European Journal of Inflammation ◽

10.1177/2058739218767292 ◽

2018 ◽

Vol 16 ◽

pp. 205873921876729

Author(s):

An Wan ◽

Daodong Liu

Keyword(s):

Gene Polymorphisms ◽

Chinese Women ◽

Plasminogen Activator Inhibitor ◽

Plasminogen Activator Inhibitor 1 ◽

Chain Reaction ◽

Polymerase Chain ◽

Post Menopausal ◽

Activator Inhibitor ◽

Pai 1

Osteoporosis is a chronic multifactorial disease characterized by deterioration of bone mass and is vulnerable to bone fracture. Plasminogen activator inhibitor-1 (PAI-1) is an important molecule for maintenance of optimum bone mass. Several single-nucleotide polymorphisms (SNPs) in PAI-1 have been reported to alter PAI-1 expression and/or the translational level. In this report, we explored the possible role of common PAI-1 gene polymorphisms on predisposition to osteoporosis in a Chinese cohort. A total of 364 post-menopausal Chinese women diagnosed of having osteoporosis and 350 healthy females hailing from similar areas were enrolled in this study. Five common SNPs (−844G > A, −6754G/5G, +43G > A, +9785G > A and +11053T > G) were genotyped by polymerase chain reaction (PCR) followed by restriction fragment length polymorphism (RFLP). Relative expression of PAI-1 mRNA and plasma PAI-1 levels were quantified by reverse transcription polymerase chain reaction (RT-PCR) and enzyme-linked immunosorbent assay (ELISA), respectively. Prevalence of homozygous mutant (5G/5G) and minor allele (5G) of PAI-1 (−675 4G/5G) polymorphism was significantly more frequent in patients than in healthy controls (5G/5G: P < 0.0001, odds ratio (OR) = 3.18; 5G: P < 0.0001, OR = 1.65). Both plasma PAI-1 and relative mRNA expression levels were significantly lower in patients compared to healthy controls.
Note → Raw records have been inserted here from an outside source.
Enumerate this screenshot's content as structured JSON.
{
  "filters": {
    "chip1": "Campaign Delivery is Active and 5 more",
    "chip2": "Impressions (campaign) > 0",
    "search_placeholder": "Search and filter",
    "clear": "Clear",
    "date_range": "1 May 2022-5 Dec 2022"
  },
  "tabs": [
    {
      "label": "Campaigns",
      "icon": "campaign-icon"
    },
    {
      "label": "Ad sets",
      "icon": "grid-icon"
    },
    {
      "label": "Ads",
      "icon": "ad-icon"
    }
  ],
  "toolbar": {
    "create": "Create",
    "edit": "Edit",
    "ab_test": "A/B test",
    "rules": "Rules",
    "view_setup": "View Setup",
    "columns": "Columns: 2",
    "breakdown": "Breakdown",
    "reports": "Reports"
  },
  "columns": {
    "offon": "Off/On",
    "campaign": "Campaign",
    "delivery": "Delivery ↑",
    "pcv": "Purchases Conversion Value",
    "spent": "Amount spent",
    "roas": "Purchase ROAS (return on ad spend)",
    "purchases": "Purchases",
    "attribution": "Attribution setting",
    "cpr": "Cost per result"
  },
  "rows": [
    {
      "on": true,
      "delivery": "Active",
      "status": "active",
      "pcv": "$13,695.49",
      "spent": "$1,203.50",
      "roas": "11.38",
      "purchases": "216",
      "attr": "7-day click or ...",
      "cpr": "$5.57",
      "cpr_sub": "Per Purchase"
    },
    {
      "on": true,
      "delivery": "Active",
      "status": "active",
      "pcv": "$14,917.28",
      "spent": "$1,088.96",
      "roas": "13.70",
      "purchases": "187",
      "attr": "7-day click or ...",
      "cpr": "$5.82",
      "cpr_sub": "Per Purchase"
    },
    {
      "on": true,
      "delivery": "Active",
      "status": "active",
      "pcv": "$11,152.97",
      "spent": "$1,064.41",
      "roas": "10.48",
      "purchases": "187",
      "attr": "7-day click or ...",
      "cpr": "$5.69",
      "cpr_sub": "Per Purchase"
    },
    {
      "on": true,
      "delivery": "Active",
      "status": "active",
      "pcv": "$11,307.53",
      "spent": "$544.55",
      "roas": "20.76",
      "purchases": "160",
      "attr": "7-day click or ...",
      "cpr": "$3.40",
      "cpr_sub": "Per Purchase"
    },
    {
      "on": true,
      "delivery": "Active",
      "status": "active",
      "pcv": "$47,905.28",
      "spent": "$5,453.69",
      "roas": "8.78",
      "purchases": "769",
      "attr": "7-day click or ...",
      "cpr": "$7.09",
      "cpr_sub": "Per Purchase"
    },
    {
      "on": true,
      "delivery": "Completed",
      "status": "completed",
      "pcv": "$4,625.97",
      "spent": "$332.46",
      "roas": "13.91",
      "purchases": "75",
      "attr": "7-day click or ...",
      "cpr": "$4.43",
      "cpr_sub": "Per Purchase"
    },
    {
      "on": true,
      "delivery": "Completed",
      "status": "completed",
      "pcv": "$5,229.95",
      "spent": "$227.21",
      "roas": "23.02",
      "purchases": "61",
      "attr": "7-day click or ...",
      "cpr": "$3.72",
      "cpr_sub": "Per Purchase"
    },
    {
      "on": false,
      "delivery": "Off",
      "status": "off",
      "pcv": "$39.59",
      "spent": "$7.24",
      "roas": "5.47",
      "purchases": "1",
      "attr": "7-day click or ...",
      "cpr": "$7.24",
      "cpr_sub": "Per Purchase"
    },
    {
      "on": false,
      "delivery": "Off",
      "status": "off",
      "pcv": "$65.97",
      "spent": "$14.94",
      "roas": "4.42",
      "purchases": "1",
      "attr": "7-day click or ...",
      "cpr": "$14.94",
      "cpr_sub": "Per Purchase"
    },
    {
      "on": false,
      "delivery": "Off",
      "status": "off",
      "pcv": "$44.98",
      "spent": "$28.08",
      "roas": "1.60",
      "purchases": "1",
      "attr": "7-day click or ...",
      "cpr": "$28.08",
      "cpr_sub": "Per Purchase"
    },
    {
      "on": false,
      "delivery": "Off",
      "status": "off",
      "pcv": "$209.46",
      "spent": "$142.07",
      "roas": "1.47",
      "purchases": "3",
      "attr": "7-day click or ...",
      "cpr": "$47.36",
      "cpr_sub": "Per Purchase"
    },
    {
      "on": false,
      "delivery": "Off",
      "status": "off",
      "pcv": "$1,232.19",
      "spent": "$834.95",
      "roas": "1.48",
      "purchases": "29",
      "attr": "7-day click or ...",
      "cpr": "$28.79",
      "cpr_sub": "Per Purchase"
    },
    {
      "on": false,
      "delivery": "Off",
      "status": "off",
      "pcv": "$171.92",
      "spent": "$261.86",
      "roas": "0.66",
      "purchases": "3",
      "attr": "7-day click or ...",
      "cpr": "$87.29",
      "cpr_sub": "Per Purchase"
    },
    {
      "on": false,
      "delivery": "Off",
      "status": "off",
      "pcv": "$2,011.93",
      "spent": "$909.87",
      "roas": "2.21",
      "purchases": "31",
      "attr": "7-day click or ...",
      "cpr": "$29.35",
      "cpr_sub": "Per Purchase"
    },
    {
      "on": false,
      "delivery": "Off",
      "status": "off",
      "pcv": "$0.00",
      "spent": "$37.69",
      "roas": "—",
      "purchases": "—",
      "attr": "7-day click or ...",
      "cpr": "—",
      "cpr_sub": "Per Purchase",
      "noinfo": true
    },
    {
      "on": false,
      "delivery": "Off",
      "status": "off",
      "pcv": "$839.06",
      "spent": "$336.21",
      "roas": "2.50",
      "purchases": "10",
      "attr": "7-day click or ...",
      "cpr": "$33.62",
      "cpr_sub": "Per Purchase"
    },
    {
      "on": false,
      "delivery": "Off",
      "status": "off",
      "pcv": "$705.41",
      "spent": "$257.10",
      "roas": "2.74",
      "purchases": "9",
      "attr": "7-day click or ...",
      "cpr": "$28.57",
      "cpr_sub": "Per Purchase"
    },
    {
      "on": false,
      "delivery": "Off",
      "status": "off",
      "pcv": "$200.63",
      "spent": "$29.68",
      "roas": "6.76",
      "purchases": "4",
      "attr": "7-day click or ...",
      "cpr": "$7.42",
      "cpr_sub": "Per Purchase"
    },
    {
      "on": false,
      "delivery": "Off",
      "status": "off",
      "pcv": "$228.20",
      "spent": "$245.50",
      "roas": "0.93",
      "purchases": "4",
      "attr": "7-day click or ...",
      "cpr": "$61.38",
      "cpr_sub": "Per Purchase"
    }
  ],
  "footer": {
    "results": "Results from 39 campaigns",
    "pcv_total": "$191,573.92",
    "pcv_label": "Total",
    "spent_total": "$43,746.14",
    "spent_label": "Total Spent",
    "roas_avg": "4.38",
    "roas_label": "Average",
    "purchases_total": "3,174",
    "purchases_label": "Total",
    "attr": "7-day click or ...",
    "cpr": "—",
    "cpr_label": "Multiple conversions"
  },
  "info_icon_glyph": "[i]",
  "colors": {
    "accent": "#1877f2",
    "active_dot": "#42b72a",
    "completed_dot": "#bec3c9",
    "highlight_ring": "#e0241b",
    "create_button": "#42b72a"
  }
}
Interestingly, the quantity of plasma PAI-1 and mRNA expression was correlated with PAI-1 (−675 4G/5G) polymorphism: subjects with 4G/4G genotype had elevated PAI-1 in comparison to homozygous mutant, and displayed lower quantity of PAI-1 protein and mRNA values. PAI-1 (−675 4G/5G) mutant is associated with susceptibility to development of osteoporosis in post-menopausal Chinese women. Furthermore, this variant in the promoter region alters plasma protein levels and relative expression of PAI-1.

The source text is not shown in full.